Wednesday, 15 April 2009

Paschal Mattins and the Octave

The high point of Holy Week in most medieval rites, and certainly in the Byzantine rite to this day (or, to be pedantic, this Saturday evening!) was the celebration of Paschal Mattins - Mattins of the Resurrection of the LORD.

In typical English praxis, such as Sarum, the Lenten array was removed from the statues and images after Compline on Holy Saturday. Before the bells rang out for Mattins the clergy went to the Sepulchre and then the Cross was 'raised' to the singing of the antiphon Christus resurgens. A ceremony of adoration of the Cross, just as on Good Friday morning, took place before a triumphal procession around the church. I shall write some more about the ceremonies of 'elevatio' in due course but it is interesting to note that they still take place, despite the liturgical heteropraxis of the last sixty years, in part of Eastern Europe. An example from contemporary Germany (Heilege Grab - the Holy Grave) may be found here and I am grateful to a friend from Poland for sending me this synopsis of Polish Sepulchres. Of pariticular note is that the Polish editions of the liturgical books had 'depositio' ceremonies and the corresponding 'elevatio' ones printed as part of the rites until very recently (e.g. Cantionale Ecclesiasticum, Cracow, 1925 in my collection).

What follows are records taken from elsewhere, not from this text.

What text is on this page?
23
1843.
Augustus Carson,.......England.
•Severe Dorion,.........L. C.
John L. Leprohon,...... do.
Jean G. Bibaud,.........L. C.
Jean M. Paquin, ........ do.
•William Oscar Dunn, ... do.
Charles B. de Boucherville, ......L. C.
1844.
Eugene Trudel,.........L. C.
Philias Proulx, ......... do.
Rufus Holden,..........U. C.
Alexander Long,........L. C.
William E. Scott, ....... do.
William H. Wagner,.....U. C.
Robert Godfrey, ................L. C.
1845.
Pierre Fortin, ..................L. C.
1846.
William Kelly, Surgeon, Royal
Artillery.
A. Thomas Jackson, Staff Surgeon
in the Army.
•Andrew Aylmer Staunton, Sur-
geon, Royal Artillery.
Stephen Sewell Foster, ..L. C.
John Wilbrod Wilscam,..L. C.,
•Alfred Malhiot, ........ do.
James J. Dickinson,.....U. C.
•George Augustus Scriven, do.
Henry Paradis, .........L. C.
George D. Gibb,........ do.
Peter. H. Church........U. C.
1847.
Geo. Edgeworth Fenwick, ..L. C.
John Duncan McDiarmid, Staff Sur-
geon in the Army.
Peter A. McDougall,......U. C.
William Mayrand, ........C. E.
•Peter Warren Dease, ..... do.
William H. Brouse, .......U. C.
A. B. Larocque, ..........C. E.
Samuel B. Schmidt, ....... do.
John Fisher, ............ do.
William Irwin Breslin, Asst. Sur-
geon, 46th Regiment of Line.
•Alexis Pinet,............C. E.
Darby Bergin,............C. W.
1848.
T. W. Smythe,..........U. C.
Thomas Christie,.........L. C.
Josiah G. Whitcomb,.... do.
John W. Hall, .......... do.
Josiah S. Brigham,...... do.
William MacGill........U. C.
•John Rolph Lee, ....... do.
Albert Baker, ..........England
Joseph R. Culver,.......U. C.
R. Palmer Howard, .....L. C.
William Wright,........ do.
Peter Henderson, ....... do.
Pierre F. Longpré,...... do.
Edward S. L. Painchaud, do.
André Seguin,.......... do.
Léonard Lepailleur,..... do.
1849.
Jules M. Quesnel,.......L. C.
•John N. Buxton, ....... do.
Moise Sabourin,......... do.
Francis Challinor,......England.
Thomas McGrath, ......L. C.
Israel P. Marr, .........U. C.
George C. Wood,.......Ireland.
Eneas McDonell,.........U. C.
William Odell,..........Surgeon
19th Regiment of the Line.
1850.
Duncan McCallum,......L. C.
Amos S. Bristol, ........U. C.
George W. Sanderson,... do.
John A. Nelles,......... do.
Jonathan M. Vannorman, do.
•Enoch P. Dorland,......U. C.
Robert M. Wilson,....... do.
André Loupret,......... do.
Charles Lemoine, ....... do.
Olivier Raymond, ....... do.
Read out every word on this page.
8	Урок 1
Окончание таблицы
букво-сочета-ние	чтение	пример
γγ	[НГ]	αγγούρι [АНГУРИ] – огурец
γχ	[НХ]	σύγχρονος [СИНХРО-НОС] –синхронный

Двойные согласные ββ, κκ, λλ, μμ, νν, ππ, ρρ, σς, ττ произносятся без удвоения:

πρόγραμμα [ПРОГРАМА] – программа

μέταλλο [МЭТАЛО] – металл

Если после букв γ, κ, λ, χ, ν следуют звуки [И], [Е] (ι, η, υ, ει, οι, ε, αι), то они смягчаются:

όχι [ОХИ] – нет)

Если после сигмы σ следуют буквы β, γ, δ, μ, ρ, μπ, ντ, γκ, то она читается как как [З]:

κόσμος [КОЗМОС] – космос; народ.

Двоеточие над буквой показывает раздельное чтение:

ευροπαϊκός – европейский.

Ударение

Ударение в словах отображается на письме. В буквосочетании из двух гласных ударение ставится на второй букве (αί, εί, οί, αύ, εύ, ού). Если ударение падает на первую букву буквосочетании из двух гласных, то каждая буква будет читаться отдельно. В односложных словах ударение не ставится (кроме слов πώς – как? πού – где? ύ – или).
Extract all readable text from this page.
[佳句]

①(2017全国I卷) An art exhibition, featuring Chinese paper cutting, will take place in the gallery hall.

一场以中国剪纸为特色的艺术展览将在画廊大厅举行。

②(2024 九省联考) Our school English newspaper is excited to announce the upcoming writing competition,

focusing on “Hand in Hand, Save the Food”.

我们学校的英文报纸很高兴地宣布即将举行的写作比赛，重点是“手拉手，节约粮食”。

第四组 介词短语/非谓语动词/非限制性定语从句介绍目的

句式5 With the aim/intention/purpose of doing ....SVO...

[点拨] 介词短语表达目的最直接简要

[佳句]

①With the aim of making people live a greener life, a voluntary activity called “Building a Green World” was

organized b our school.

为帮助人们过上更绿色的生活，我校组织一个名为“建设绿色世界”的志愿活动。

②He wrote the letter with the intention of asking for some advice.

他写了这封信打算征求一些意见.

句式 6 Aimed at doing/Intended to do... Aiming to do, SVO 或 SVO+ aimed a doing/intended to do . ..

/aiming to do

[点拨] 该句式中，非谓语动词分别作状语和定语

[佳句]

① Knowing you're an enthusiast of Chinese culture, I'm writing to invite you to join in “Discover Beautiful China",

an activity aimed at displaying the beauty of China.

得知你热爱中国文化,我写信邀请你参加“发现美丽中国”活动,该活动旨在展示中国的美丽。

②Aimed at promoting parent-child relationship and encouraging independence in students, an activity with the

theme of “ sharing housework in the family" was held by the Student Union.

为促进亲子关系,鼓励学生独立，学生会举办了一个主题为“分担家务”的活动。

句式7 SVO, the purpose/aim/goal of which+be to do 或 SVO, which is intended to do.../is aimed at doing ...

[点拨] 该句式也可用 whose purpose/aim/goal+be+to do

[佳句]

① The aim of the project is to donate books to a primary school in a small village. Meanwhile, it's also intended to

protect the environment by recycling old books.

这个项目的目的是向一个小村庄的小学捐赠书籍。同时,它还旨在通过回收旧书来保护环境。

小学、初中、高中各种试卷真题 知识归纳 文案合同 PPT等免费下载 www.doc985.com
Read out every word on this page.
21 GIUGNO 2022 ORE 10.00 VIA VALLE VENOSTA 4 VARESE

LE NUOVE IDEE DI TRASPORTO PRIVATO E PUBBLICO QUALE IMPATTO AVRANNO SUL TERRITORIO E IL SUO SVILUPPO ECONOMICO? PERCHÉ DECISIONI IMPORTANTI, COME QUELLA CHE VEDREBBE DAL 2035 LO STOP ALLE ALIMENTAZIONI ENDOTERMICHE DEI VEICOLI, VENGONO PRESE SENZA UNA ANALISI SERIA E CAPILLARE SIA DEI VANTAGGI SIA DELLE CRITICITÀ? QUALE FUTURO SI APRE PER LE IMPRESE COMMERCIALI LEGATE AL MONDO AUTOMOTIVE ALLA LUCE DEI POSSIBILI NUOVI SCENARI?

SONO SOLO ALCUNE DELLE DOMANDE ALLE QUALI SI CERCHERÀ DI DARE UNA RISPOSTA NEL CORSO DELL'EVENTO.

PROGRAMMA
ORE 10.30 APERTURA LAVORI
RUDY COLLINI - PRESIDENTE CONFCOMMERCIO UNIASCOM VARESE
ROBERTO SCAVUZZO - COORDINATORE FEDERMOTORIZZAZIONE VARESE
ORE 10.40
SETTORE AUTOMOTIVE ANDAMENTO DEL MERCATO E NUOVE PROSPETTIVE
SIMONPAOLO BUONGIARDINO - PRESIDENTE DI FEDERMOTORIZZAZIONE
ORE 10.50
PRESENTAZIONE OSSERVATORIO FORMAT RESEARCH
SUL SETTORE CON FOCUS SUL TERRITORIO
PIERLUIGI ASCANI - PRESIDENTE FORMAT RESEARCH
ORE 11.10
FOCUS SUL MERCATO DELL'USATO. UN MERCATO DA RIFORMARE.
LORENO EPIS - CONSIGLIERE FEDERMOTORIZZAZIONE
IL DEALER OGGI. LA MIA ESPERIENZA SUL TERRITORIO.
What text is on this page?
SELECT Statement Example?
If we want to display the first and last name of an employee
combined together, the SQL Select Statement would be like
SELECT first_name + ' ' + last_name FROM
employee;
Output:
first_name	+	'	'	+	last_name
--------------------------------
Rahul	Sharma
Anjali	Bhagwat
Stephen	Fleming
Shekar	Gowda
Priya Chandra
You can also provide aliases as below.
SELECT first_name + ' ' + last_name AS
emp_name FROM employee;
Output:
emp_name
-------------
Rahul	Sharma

Roman rite Mattins was sung on Saturday evening (and of course on other days within the Octave). The solemn tone is used for Deus in adjutorium. The invitatory is Surrexit Dominus vere Alleluia and psalm 94 is sung to a lovely tone 6. Mattins consists of one nocturn. The Gospel fragment is St. Mark 16: 1-7 and is followed by a homily of St. Gregory the Great. The two responsories Angelus Domini descendit and Cum transisset sabbatum are famous and intimately connected with the Quem quaeritis ceremonies and indeed the development of Western drama (vide the excellent book: Hardison, O.B., 'Christian Rite and Christian Drama in the Middle Ages', The John Hopkins Press, Baltimore, 1965). During the second responsory the cantors and the celebrant don copes the principal one pre-intones the Te Deum. The Te Deum is then sung and, where it is the custom the bells ring throughout. Lauds follow immediately and have a series of beautiful antiphons: Angelus autem Domini, Et ecce terraemotus, Erat autem, Prae timore autem ejus and Respondens autem Angelus all taking up the theme of the Angels, earthquake and empty tomb. The chapter, hymn, versidel and response are replaced by the Haec dies. If one has the opportunity listen to the setting by the English composer John Sheppard do so (Hyperion CDD22021). After Haec dies the altar is censed in the usual manner at the Benedictus and the solemn Regina Caeli sung at the end of Lauds.

The Hours for Pascha and its octave have a special form. They do not have antiphons but the psalms are sung to a haunting Tone2. Again the hymn etc. are replaced by. At Prime the Martyrology is resumed after its absence during the Triduum. Before the entries for the following day the following is sung to the Passion tone: Hac die, quam fecit Dominus, Solemnitas solemnitatum, et Pascha nostrum: Resurrectio Salvatoris nostri Jesu Christi secundum carnem. The day, moon etc then are announced as normal.

Mass follows Terce. At the aspersion Vidi aquam is sung and water taken from the font the previous day used. At Mass the Gloria is sung, the sequence Victimae Paschali precedes the Gospel, the Credo is sung, the Paschal preface and the Communicantes and Hanc igitur are proper.

Vespers are of the feast with the same antiphons as sung at Lauds. In many uses a procession was made to the font during Vespers and it is common to find texts in books marked ad fontes. Somewhat ironically the editio typica of the Caeremoniale Episcoporum published in 1985 has a rubric (371) authorising Baptismal Vespers where it is the custom although no texts are given. There is evidence that in Rome a particularly solemn form of Baptismal Vespers took place with some antiphons so ancient they were never translated from the original Greek.

Both Monday and Tuesday in the Octave are doubles of the first class and the liturgy is essentially the same as that of Sunday with proper texts. Wednesday, Thursday, Friday and Saturday are semidouble days within a privileged octave. The antiphons are not doubled at Mattins, Lauds and Vespers and at Mass the second collect is for the Church or of an occurring feast.


Anonymous said...

How different are the Novus Ordo Holy Week ceremonies from all the Tridentine ones you have so well described?

Rubricarius said...

I'll make that a subject of a post rather than responding to your question with a comment.

Basically the services are similar (in theory at least following the Latin editions of the liturgical books) but some of the oddities in the 1955-62 rite e.g. not wearing vestments for most of Good Friday have been reversed although they manage to get the colour wrong (not that red was not used on Good Friday in many medieval uses, and indeed the Ambrosian rite, but in the medieval uses the red was a dark ox-blood not bright vermillion with gold braid.)